Now, I realize that this proposition is somewhat drastic, in that a basic (~> my-side-effecting-function) would no longer receive first class treatment. But it would be easy enough in this case to do (~> (esc my-side-effecting-function)), or, perhaps even better, make us think a little more about why our function is written this way, and whether it would perhaps be better to write it so it could be (~> my-better-function (effect displayln my-decoupled-second-stage-function)) -- that is, encouraging writing smaller functions where side effects could be isolated more cleanly could lead to better outcomes more broadly and not just within a Qi context.
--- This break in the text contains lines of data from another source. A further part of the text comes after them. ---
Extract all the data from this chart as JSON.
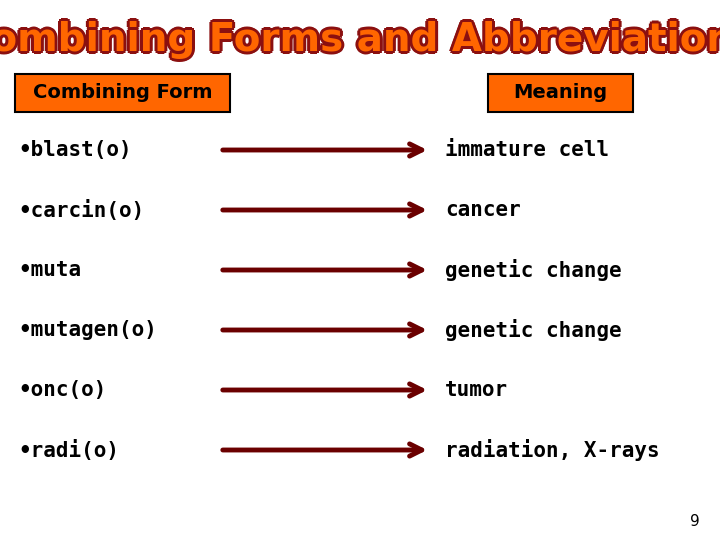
{
  "title": "Combining Forms and Abbreviations",
  "title_color": "#FF6600",
  "title_outline_color": "#8B1010",
  "bg_color": "#FFFFFF",
  "header_bg": "#FF6600",
  "header_text_color": "#000000",
  "header_left": "Combining Form",
  "header_right": "Meaning",
  "rows": [
    {
      "left": "•blast(o)",
      "right": "immature cell"
    },
    {
      "left": "•carcin(o)",
      "right": "cancer"
    },
    {
      "left": "•muta",
      "right": "genetic change"
    },
    {
      "left": "•mutagen(o)",
      "right": "genetic change"
    },
    {
      "left": "•onc(o)",
      "right": "tumor"
    },
    {
      "left": "•radi(o)",
      "right": "radiation, X-rays"
    }
  ],
  "arrow_color": "#6B0000",
  "text_color": "#000000",
  "page_number": "9",
  "title_fontsize": 28,
  "header_fontsize": 14,
  "row_fontsize": 15
}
I also wonder whether side-effecting functions would perhaps be an uncommon case in practice, so that the use of esc in this way would not be common.
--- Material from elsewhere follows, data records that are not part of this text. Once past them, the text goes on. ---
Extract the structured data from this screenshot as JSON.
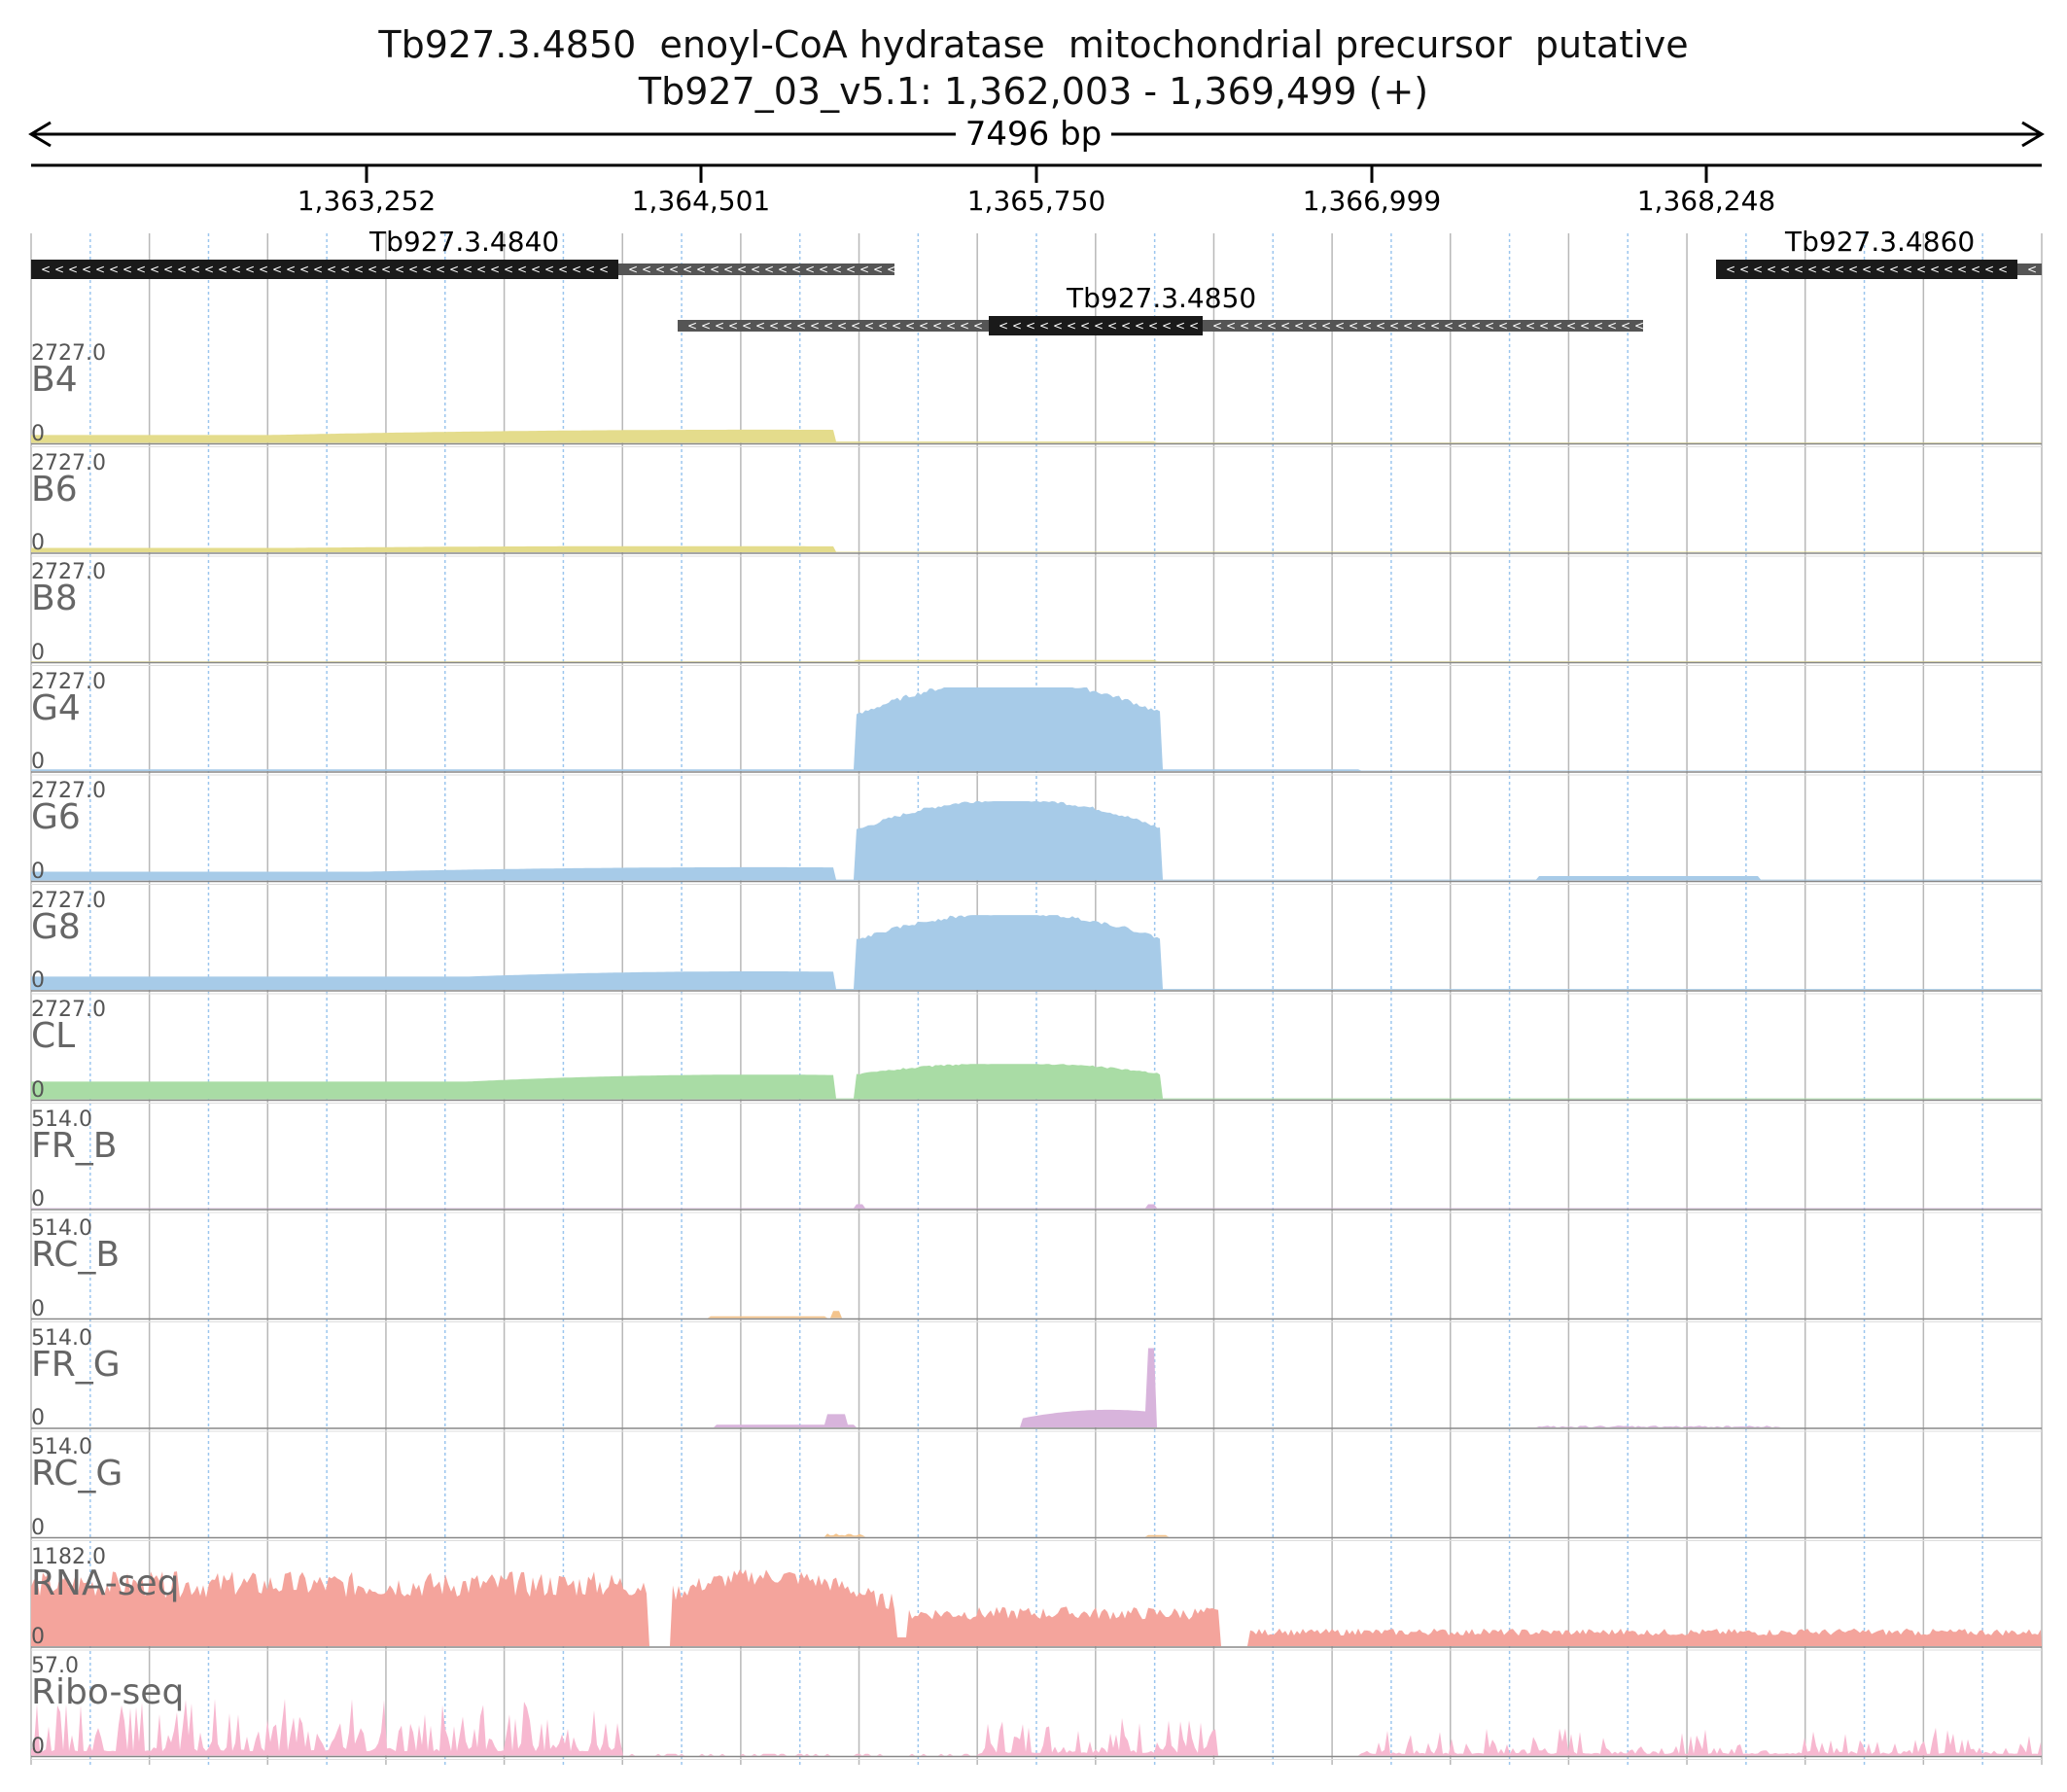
{
  "header": {
    "title_line1": "Tb927.3.4850  enoyl-CoA hydratase  mitochondrial precursor  putative",
    "title_line2": "Tb927_03_v5.1: 1,362,003 - 1,369,499 (+)",
    "span_label": "7496 bp"
  },
  "ruler": {
    "ticks": [
      "1,363,252",
      "1,364,501",
      "1,365,750",
      "1,366,999",
      "1,368,248"
    ]
  },
  "genes": [
    {
      "name": "Tb927.3.4840",
      "strand": "-"
    },
    {
      "name": "Tb927.3.4850",
      "strand": "-"
    },
    {
      "name": "Tb927.3.4860",
      "strand": "-"
    }
  ],
  "tracks": [
    {
      "name": "B4",
      "max": "2727.0",
      "zero": "0",
      "color": "#e4dc8c"
    },
    {
      "name": "B6",
      "max": "2727.0",
      "zero": "0",
      "color": "#e4dc8c"
    },
    {
      "name": "B8",
      "max": "2727.0",
      "zero": "0",
      "color": "#e4dc8c"
    },
    {
      "name": "G4",
      "max": "2727.0",
      "zero": "0",
      "color": "#a7cbe8"
    },
    {
      "name": "G6",
      "max": "2727.0",
      "zero": "0",
      "color": "#a7cbe8"
    },
    {
      "name": "G8",
      "max": "2727.0",
      "zero": "0",
      "color": "#a7cbe8"
    },
    {
      "name": "CL",
      "max": "2727.0",
      "zero": "0",
      "color": "#a9dca5"
    },
    {
      "name": "FR_B",
      "max": "514.0",
      "zero": "0",
      "color": "#d8b4dc"
    },
    {
      "name": "RC_B",
      "max": "514.0",
      "zero": "0",
      "color": "#f4c48c"
    },
    {
      "name": "FR_G",
      "max": "514.0",
      "zero": "0",
      "color": "#d8b4dc"
    },
    {
      "name": "RC_G",
      "max": "514.0",
      "zero": "0",
      "color": "#f4c48c"
    },
    {
      "name": "RNA-seq",
      "max": "1182.0",
      "zero": "0",
      "color": "#f4a49c"
    },
    {
      "name": "Ribo-seq",
      "max": "57.0",
      "zero": "0",
      "color": "#f7b8d0"
    }
  ]
}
I'm not convinced of this yet, but that's what I'm thinking at the moment.

countvajhula commented 2 years ago

Hello! An update: I've extracted all of the non-core forms out of the core and defined them as macros (as we discussed last time @michaelballantyne ).

In doing this, I found it expedient to promote some formerly non-core forms to core forms. This was partially because some of them were a bit tangled and I didn't immediately see a way to detangle them (e.g. sieve and pass and amp I think). But it was also because, since we need to use exclusively core forms in the core, it would have been less clear in some cases to use the core expansions, e.g. rewriting AND and OR to folds wherever they were used seemed like it would obscure the meaning. But, I dunno, maybe that's exactly what we should be doing here. We should definitely revisit these.
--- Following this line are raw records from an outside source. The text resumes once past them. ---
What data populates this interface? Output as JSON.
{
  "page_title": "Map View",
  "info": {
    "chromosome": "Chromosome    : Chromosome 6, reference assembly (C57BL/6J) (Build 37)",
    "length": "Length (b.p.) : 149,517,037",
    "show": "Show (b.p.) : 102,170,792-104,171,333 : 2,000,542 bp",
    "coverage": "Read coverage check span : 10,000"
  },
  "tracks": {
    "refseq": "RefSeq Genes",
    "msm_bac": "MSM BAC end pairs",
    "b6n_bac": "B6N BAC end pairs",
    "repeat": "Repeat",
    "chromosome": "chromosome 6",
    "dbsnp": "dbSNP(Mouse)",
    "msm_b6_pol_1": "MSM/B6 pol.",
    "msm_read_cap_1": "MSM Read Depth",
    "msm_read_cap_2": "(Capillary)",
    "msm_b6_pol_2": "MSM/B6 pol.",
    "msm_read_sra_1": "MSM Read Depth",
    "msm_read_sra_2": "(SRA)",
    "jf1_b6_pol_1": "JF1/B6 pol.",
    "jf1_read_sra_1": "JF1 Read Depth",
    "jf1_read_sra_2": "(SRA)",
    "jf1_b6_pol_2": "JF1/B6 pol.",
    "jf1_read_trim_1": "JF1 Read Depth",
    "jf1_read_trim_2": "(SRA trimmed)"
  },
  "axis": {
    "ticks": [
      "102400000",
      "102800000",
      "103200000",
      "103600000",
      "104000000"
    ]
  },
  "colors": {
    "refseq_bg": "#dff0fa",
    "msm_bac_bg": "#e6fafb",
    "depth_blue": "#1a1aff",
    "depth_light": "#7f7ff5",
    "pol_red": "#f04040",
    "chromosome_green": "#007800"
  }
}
I've also refactored the code to more clearly differentiate the core language from the extensions. This is the new module layout:

├── flow
│   ├── aux-syntax.rkt
│   ├── core
│   │   ├── compiler.rkt
│   │   ├── impl.rkt
│   │   └── syntax.rkt
│   └── extended
│       ├── expander.rkt
│       ├── forms.rkt
│       ├── impl.rkt
│       └── syntax.rkt
├── flow.rkt
├── info.rkt
├── macro.rkt
├── main.rkt
├── on.rkt
├── private
│   └── util.rkt
├── switch.rkt
└── threading.rkt

(generated using this command alias in my bashrc: alias lstt='clear; tree -LC 4', i.e. the tree utility. I also have this other alias that's handy fwiw: alias lst='clear; tree -LC 2' -- both inherited from my friend @hunan-rostomyan)

Overview: the top level contains the core Racket-level interface macros and any supporting utilities at that level. The flow folder contains the Qi language (i.e. not concerned with its embeddings into Racket). Within the flow folder, core contains the core language, including the compiler, and extended includes all of the non-core forms extracted from the core (now defined as Qi macros in extended/forms.rkt) and the (empty) expander.

The syntax.rkt file in each of core and extended contains syntax classes that help in parsing core and non-core syntax, respectively.

The impl.rkt file in each of core and extended contains the actual implementations (including helper code) for core and non-core forms, respectively.

aux-syntax.rkt contains "auxiliary" syntax classes used in both core and extended forms (maybe this can be eliminated upon review down the line).

private/util.rkt contains non-implementation-related utilities used anywhere.

The tests pass, but the docs don't build at the moment, and that's why CI is failing. I don't yet know what the failure is and haven't investigated, but it seems that identifiers provided from extended/forms.rkt (i.e. the new Qi macros) aren't visible in the docs for some reason.

See y'all tomorrow 😄

countvajhula commented 2 years ago

I've started a new integration branch to hold the Qi compiler work and allow each PR to be bite-sized as much as possible. This one can't be merged into the main branch yet (since it degrades performance by a lot), but I think we can consider it complete (without considering it in any way "decided" as far as the core language goes) as a bounded component of building the compiler, so I will merge this into the integration branch.